Sta accovacciata sul poggetto in cima alla salita, come un animale non completamente addomesticato – lì, in un altro tempo c’era il mare, il fondo del mare, ora, dal basso, se stai in silenzio puoi sentirla respirare, e guardarla per vedere la sua storia – la strada che porta fin su è vecchia di centinaia d’anni, ci hanno camminato  preti, soldati, contadini, viaggiatori. Attraversa boschi, vigne e radure, attraverso la mia vita.

 

 

 

 

 

Robin e Vladimir

Mi domando quanto e come si modificherà la sensibilità (forse anche l’intelligenza) della generazione nata in questi anni; dimostra una spiccata versatilità nell’uso di tablet e affini tecnicalità, un senso del ‘digitale’ che pare escluda (paradossalmente) l’uso delle dita così come lo conosciamo noi. Mi accorgo quanto conti (e incida in profondità) la mia manualità – scrivere, disegnare, ritagliare, incollare e mescolare tra di loro queste attività manuali –  nel guardare vedendo in modo personale ciò che osservo. Poi capisco anche che certe letture – certi autori – mi ‘stirano’ la psiche, cioè lo sguardo, cioè la manualità che a sua volta sgomitola quello che matura e gioca nella mia testa. Capisco che pensieri e lineee sul foglio, parole che scrivo, parole che leggo sono come una rete in cui si impigliano le immagini che colgo nell’ultimo oro delle foglie di sangiovese, il bagliore magenta di altre foglie che si stagliano sul nero di un bosco di lecci, l’orlo delle nuvole che ricama lo sfondo dietro l’ailanto spoglio, e così via.
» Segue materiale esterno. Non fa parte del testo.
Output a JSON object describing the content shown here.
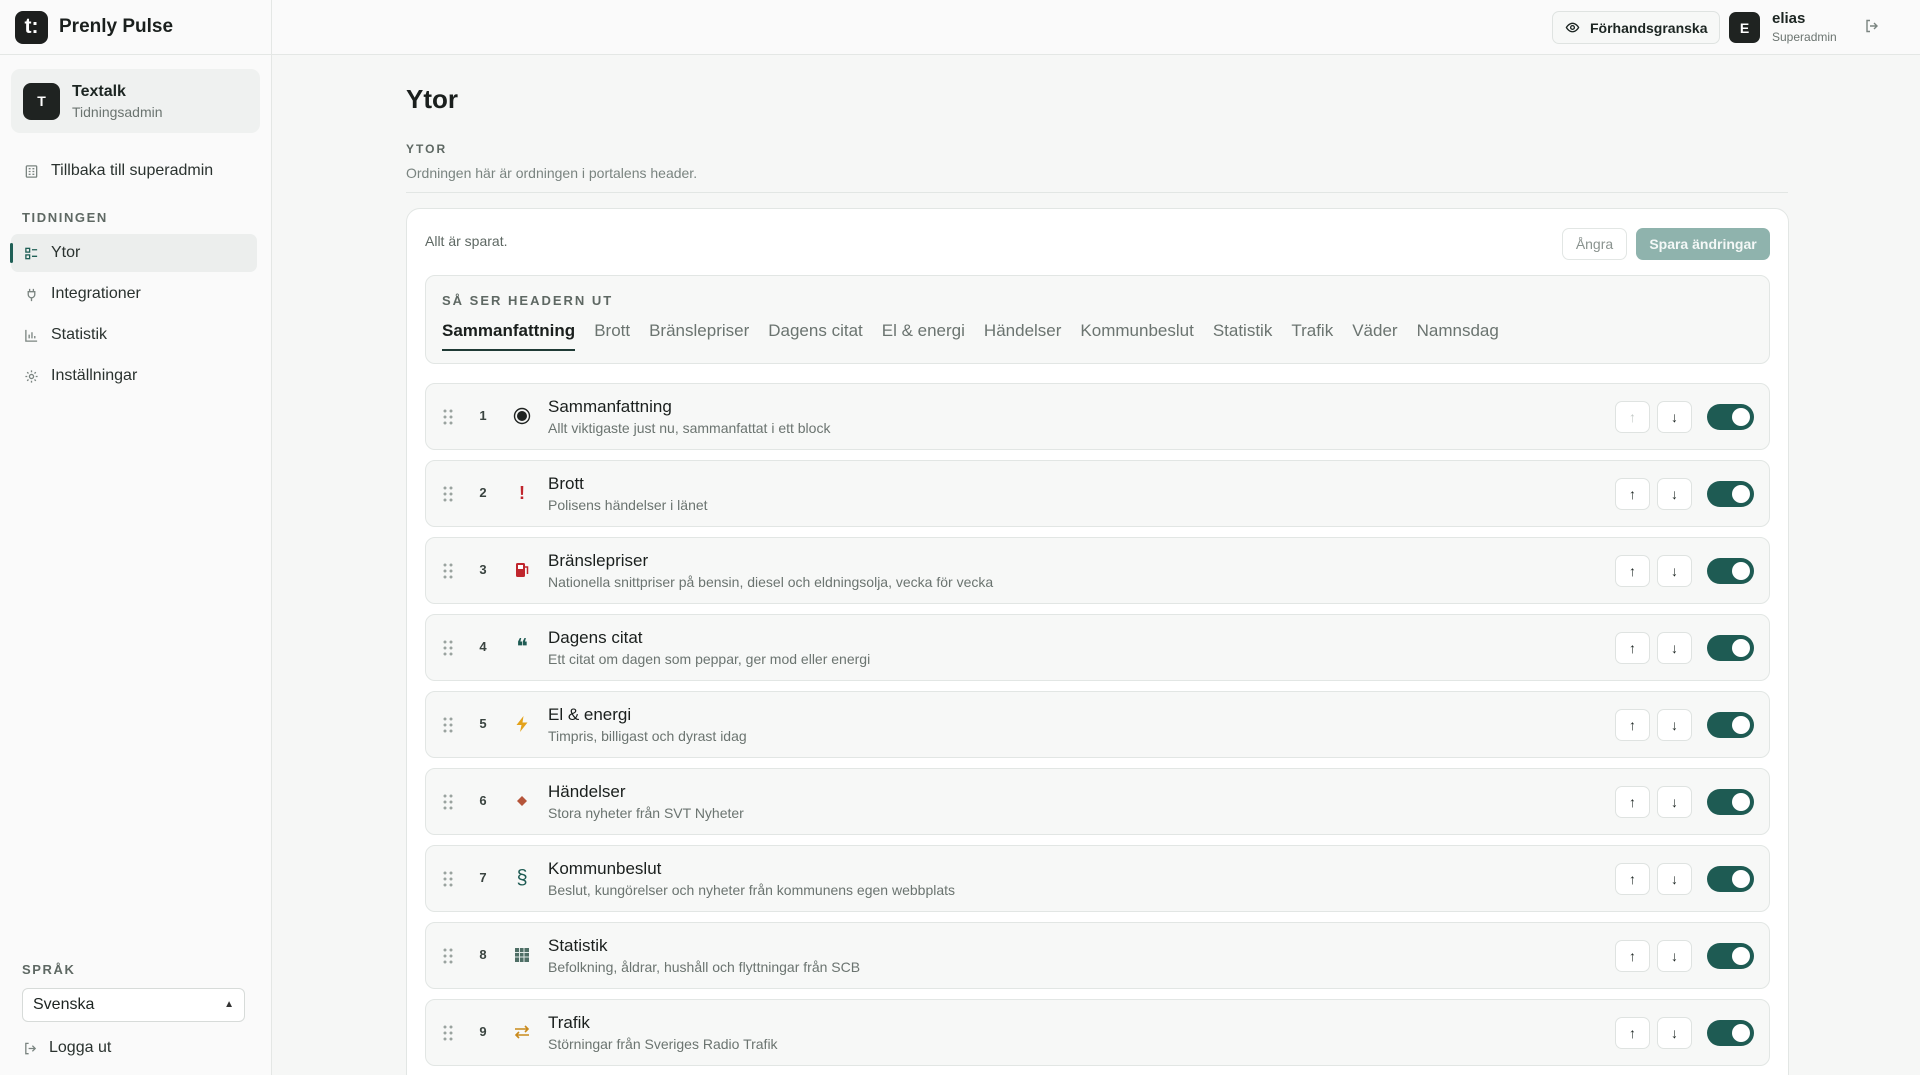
{
  "brand": {
    "name": "Prenly Pulse",
    "logo_text": "t:"
  },
  "org": {
    "avatar": "T",
    "name": "Textalk",
    "role": "Tidningsadmin"
  },
  "nav": {
    "back_label": "Tillbaka till superadmin",
    "section_label": "TIDNINGEN",
    "items": [
      {
        "label": "Ytor",
        "icon": "layout-list-icon"
      },
      {
        "label": "Integrationer",
        "icon": "plug-icon"
      },
      {
        "label": "Statistik",
        "icon": "bar-chart-icon"
      },
      {
        "label": "Inställningar",
        "icon": "gear-icon"
      }
    ],
    "language_label": "SPRÅK",
    "language_value": "Svenska",
    "logout_label": "Logga ut"
  },
  "topbar": {
    "preview_label": "Förhandsgranska",
    "user_avatar": "E",
    "user_name": "elias",
    "user_role": "Superadmin"
  },
  "main": {
    "title": "Ytor",
    "section_label": "YTOR",
    "section_desc": "Ordningen här är ordningen i portalens header.",
    "saved_status": "Allt är sparat.",
    "undo_label": "Ångra",
    "save_label": "Spara ändringar",
    "header_preview_label": "SÅ SER HEADERN UT",
    "header_tabs": [
      "Sammanfattning",
      "Brott",
      "Bränslepriser",
      "Dagens citat",
      "El & energi",
      "Händelser",
      "Kommunbeslut",
      "Statistik",
      "Trafik",
      "Väder",
      "Namnsdag"
    ],
    "rows": [
      {
        "index": "1",
        "icon": "●",
        "icon_color": "#1f2321",
        "title": "Sammanfattning",
        "desc": "Allt viktigaste just nu, sammanfattat i ett block",
        "enabled": true,
        "up_disabled": true
      },
      {
        "index": "2",
        "icon": "!",
        "icon_color": "#c0262d",
        "title": "Brott",
        "desc": "Polisens händelser i länet",
        "enabled": true,
        "up_disabled": false
      },
      {
        "index": "3",
        "icon": "⛽",
        "icon_color": "#c0262d",
        "title": "Bränslepriser",
        "desc": "Nationella snittpriser på bensin, diesel och eldningsolja, vecka för vecka",
        "enabled": true,
        "up_disabled": false
      },
      {
        "index": "4",
        "icon": "❝",
        "icon_color": "#1e5b53",
        "title": "Dagens citat",
        "desc": "Ett citat om dagen som peppar, ger mod eller energi",
        "enabled": true,
        "up_disabled": false
      },
      {
        "index": "5",
        "icon": "⚡",
        "icon_color": "#e3a21a",
        "title": "El & energi",
        "desc": "Timpris, billigast och dyrast idag",
        "enabled": true,
        "up_disabled": false
      },
      {
        "index": "6",
        "icon": "◆",
        "icon_color": "#b5553a",
        "title": "Händelser",
        "desc": "Stora nyheter från SVT Nyheter",
        "enabled": true,
        "up_disabled": false
      },
      {
        "index": "7",
        "icon": "§",
        "icon_color": "#1e5b53",
        "title": "Kommunbeslut",
        "desc": "Beslut, kungörelser och nyheter från kommunens egen webbplats",
        "enabled": true,
        "up_disabled": false
      },
      {
        "index": "8",
        "icon": "▦",
        "icon_color": "#4f6f66",
        "title": "Statistik",
        "desc": "Befolkning, åldrar, hushåll och flyttningar från SCB",
        "enabled": true,
        "up_disabled": false
      },
      {
        "index": "9",
        "icon": "⇄",
        "icon_color": "#c98a1c",
        "title": "Trafik",
        "desc": "Störningar från Sveriges Radio Trafik",
        "enabled": true,
        "up_disabled": false
      }
    ]
  }
}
Quest’anno forse per il clima e il meteo, ma forse ho anche l’occhio influenzato dalla lettura appassionante dei racconti di Nabokov: così vedo (guardo) le foglie caduche e le loro mirabili coloriture che mi sembrano più fotogeniche, più disegnabili, più raccontabili degli altri autunni. Mi viene in mente che forse con gli anni ho affinato lo sguardo, oppure capisco che il tempo passa quindi ‘guardo’ più da assetata … ma in realtà so bene che la lettura di quel formidabile raccontatore di paesaggi, soprattutto di quelli della nostalgia, che è Vladimir Nabokov, a cui mi sento così affine per modo di sentire (non certo di raccontare: lui è un genio poeta), mi accende la vista, mi ‘costringe’ a sentire mentre guardo e mi fa venire un’intensa voglia di disegnare. Proprio come un assetato ha voglia di un bicchiere d’acqua.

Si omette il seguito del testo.